This paper introduces HyperPrecision, a Mathematica package that computes high‑precision numerical values of multivariate hypergeometric functions and their Laurent (epsilon) expansions. These multivariable functions are common in physics and mathematics, but they are usually defined by infinite series that only converge in small regions. That makes it hard to get reliable numerical values far from the series’ region of convergence.

The authors’ approach is to turn the multivariable problem into a one‑dimensional differential equation. From the series definition of a Horn‑type hypergeometric function, the package automatically builds the associated Pfaffian system — a set of partial differential equations that the function satisfies. It then restricts that system to a straight line in the space of variables between a known starting point (the origin) and the target point. That restriction gives an ordinary differential equation, which HyperPrecision solves numerically using the Frobenius method. The starting values at the origin are fixed analytically from the defining series, so no extra numerical input is needed. To obtain the Laurent expansion in a small parameter ε, the package computes values on a grid of ε values and reconstructs expansion coefficients by interpolation.

The implementation is written for Wolfram Mathematica (version 12.3 or higher) and is published under the GNU General Public License v3. It uses two external components: FiniteFlow to compute the algebraic connection matrices and DESolver (part of AMFlow) to integrate the resulting ordinary differential equations. The package name and entry point are HyperPrecision.wl (version 1.0), and a developer repository is given (github.com/HyperPrecision/HyperPrecision).

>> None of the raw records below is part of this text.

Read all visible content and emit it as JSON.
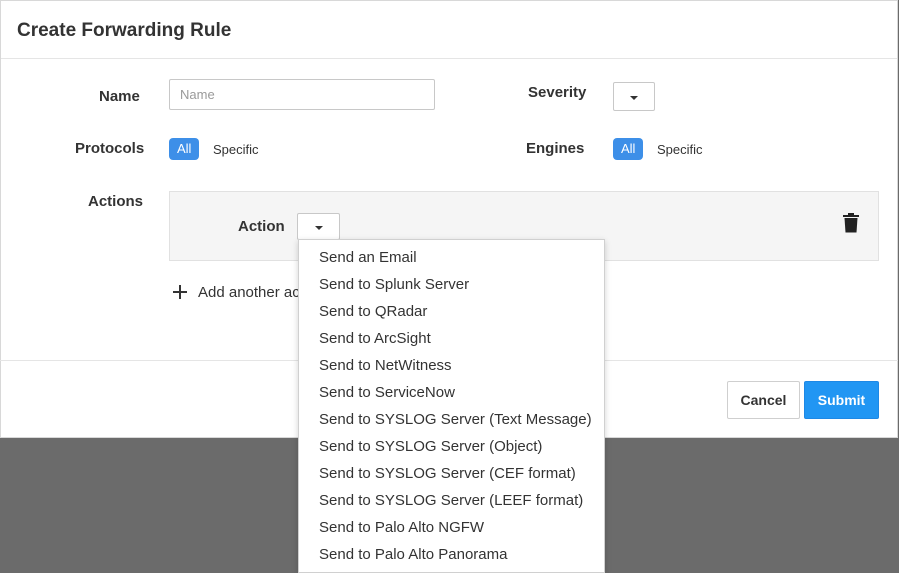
{
  "modal": {
    "title": "Create Forwarding Rule"
  },
  "form": {
    "name_label": "Name",
    "name_placeholder": "Name",
    "name_value": "",
    "severity_label": "Severity",
    "protocols_label": "Protocols",
    "protocols_all": "All",
    "protocols_specific": "Specific",
    "engines_label": "Engines",
    "engines_all": "All",
    "engines_specific": "Specific",
    "actions_label": "Actions",
    "action_label": "Action",
    "add_another_label": "Add another action"
  },
  "footer": {
    "cancel_label": "Cancel",
    "submit_label": "Submit"
  },
  "action_menu": {
    "items": [
      "Send an Email",
      "Send to Splunk Server",
      "Send to QRadar",
      "Send to ArcSight",
      "Send to NetWitness",
      "Send to ServiceNow",
      "Send to SYSLOG Server (Text Message)",
      "Send to SYSLOG Server (Object)",
      "Send to SYSLOG Server (CEF format)",
      "Send to SYSLOG Server (LEEF format)",
      "Send to Palo Alto NGFW",
      "Send to Palo Alto Panorama"
    ]
  },
  "colors": {
    "accent": "#2196f3",
    "pill": "#3d8fe8",
    "backdrop": "#6b6b6b"
  },
  "icons": {
    "trash": "trash-icon",
    "plus": "plus-icon",
    "caret": "caret-down-icon"
  }
}
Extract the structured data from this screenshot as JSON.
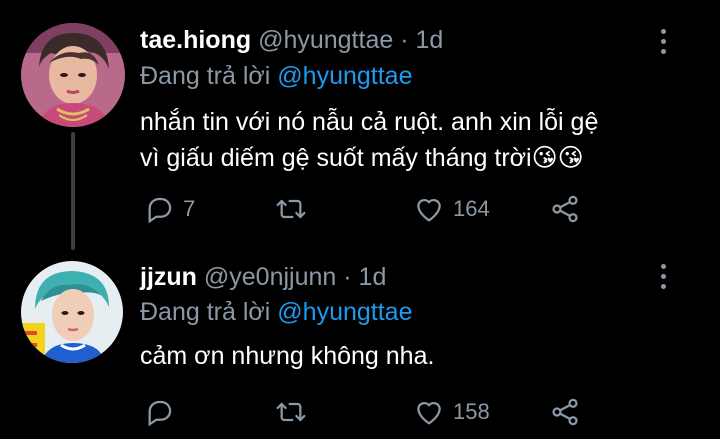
{
  "tweets": [
    {
      "display_name": "tae.hiong",
      "handle": "@hyungttae",
      "separator": "·",
      "time": "1d",
      "reply_prefix": "Đang trả lời",
      "reply_to": "@hyungttae",
      "text_line1": "nhắn tin với nó nẫu cả ruột. anh xin lỗi gệ",
      "text_line2": "vì giấu diếm gệ suốt mấy tháng trời",
      "emojis": "😘😘",
      "reply_count": "7",
      "retweet_count": "",
      "like_count": "164"
    },
    {
      "display_name": "jjzun",
      "handle": "@ye0njjunn",
      "separator": "·",
      "time": "1d",
      "reply_prefix": "Đang trả lời",
      "reply_to": "@hyungttae",
      "text_line1": "cảm ơn nhưng không nha.",
      "reply_count": "",
      "retweet_count": "",
      "like_count": "158"
    }
  ],
  "colors": {
    "background": "#000000",
    "text": "#ffffff",
    "muted": "#8b98a5",
    "link": "#1d9bf0",
    "thread_line": "#3a3f44"
  },
  "icons": [
    "reply-icon",
    "retweet-icon",
    "like-icon",
    "share-icon",
    "more-options-icon"
  ]
}
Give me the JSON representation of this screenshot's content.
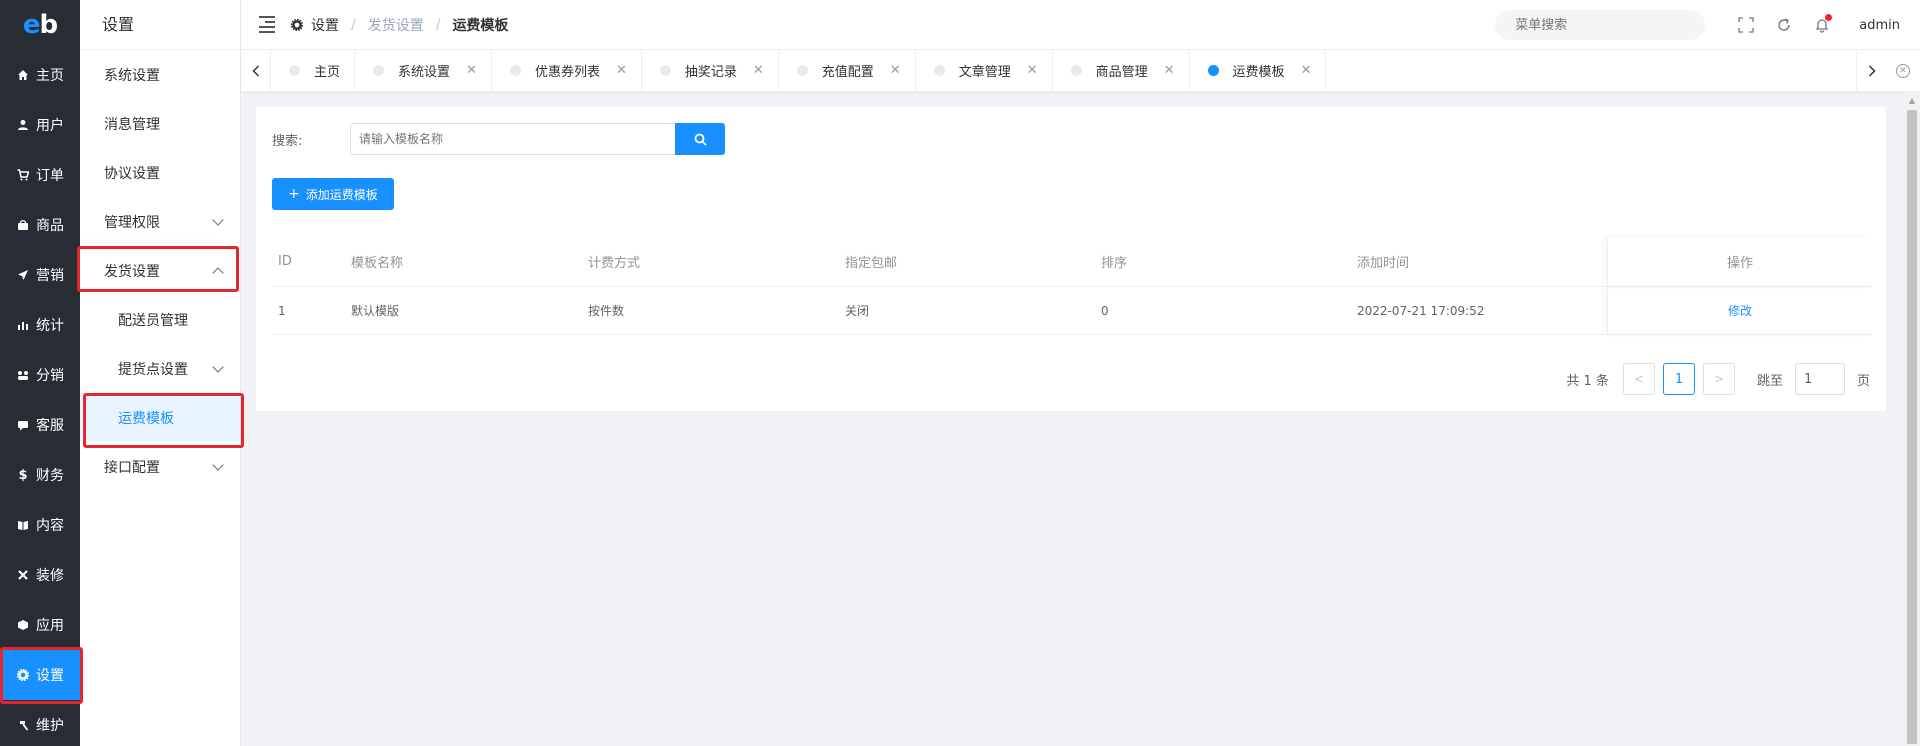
{
  "logo": {
    "text_e": "e",
    "text_b": "b"
  },
  "nav1": [
    {
      "label": "主页",
      "icon": "home-icon"
    },
    {
      "label": "用户",
      "icon": "user-icon"
    },
    {
      "label": "订单",
      "icon": "cart-icon"
    },
    {
      "label": "商品",
      "icon": "shop-icon"
    },
    {
      "label": "营销",
      "icon": "send-icon"
    },
    {
      "label": "统计",
      "icon": "bar-chart-icon"
    },
    {
      "label": "分销",
      "icon": "distribution-icon"
    },
    {
      "label": "客服",
      "icon": "chat-icon"
    },
    {
      "label": "财务",
      "icon": "dollar-icon"
    },
    {
      "label": "内容",
      "icon": "book-icon"
    },
    {
      "label": "装修",
      "icon": "tools-icon"
    },
    {
      "label": "应用",
      "icon": "cube-icon"
    },
    {
      "label": "设置",
      "icon": "gear-icon"
    },
    {
      "label": "维护",
      "icon": "hammer-icon"
    }
  ],
  "nav2": {
    "title": "设置",
    "items": [
      {
        "label": "系统设置"
      },
      {
        "label": "消息管理"
      },
      {
        "label": "协议设置"
      },
      {
        "label": "管理权限"
      },
      {
        "label": "发货设置"
      },
      {
        "label": "配送员管理"
      },
      {
        "label": "提货点设置"
      },
      {
        "label": "运费模板"
      },
      {
        "label": "接口配置"
      }
    ]
  },
  "header": {
    "breadcrumb": [
      "设置",
      "发货设置",
      "运费模板"
    ],
    "search_placeholder": "菜单搜索",
    "user": "admin"
  },
  "tabs": [
    {
      "label": "主页"
    },
    {
      "label": "系统设置"
    },
    {
      "label": "优惠券列表"
    },
    {
      "label": "抽奖记录"
    },
    {
      "label": "充值配置"
    },
    {
      "label": "文章管理"
    },
    {
      "label": "商品管理"
    },
    {
      "label": "运费模板"
    }
  ],
  "search": {
    "label": "搜索:",
    "placeholder": "请输入模板名称"
  },
  "add_button": "添加运费模板",
  "table": {
    "headers": [
      "ID",
      "模板名称",
      "计费方式",
      "指定包邮",
      "排序",
      "添加时间",
      "操作"
    ],
    "rows": [
      {
        "id": "1",
        "name": "默认模版",
        "billing": "按件数",
        "free_shipping": "关闭",
        "sort": "0",
        "time": "2022-07-21 17:09:52",
        "action": "修改"
      }
    ]
  },
  "pager": {
    "total": "共 1 条",
    "current": "1",
    "jump_label": "跳至",
    "jump_value": "1",
    "page_suffix": "页"
  },
  "colors": {
    "primary": "#1890ff",
    "nav_dark": "#282c34",
    "highlight": "#e5262d"
  }
}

The authors illustrate and validate the package on many familiar multivariate families. Examples include the Appell functions F1, F2, F3, F4, Horn G and H series, and the Lauricella functions FA, FB, FC, and FD. They also report tests on physics examples such as one‑loop bubble and two‑loop sunset Feynman integrals, angular integrals, and cosmological and holographic correlators. The paper states that the package can, in most cases, evaluate functions at points that lie on singular curves — situations that are especially challenging for direct series evaluation.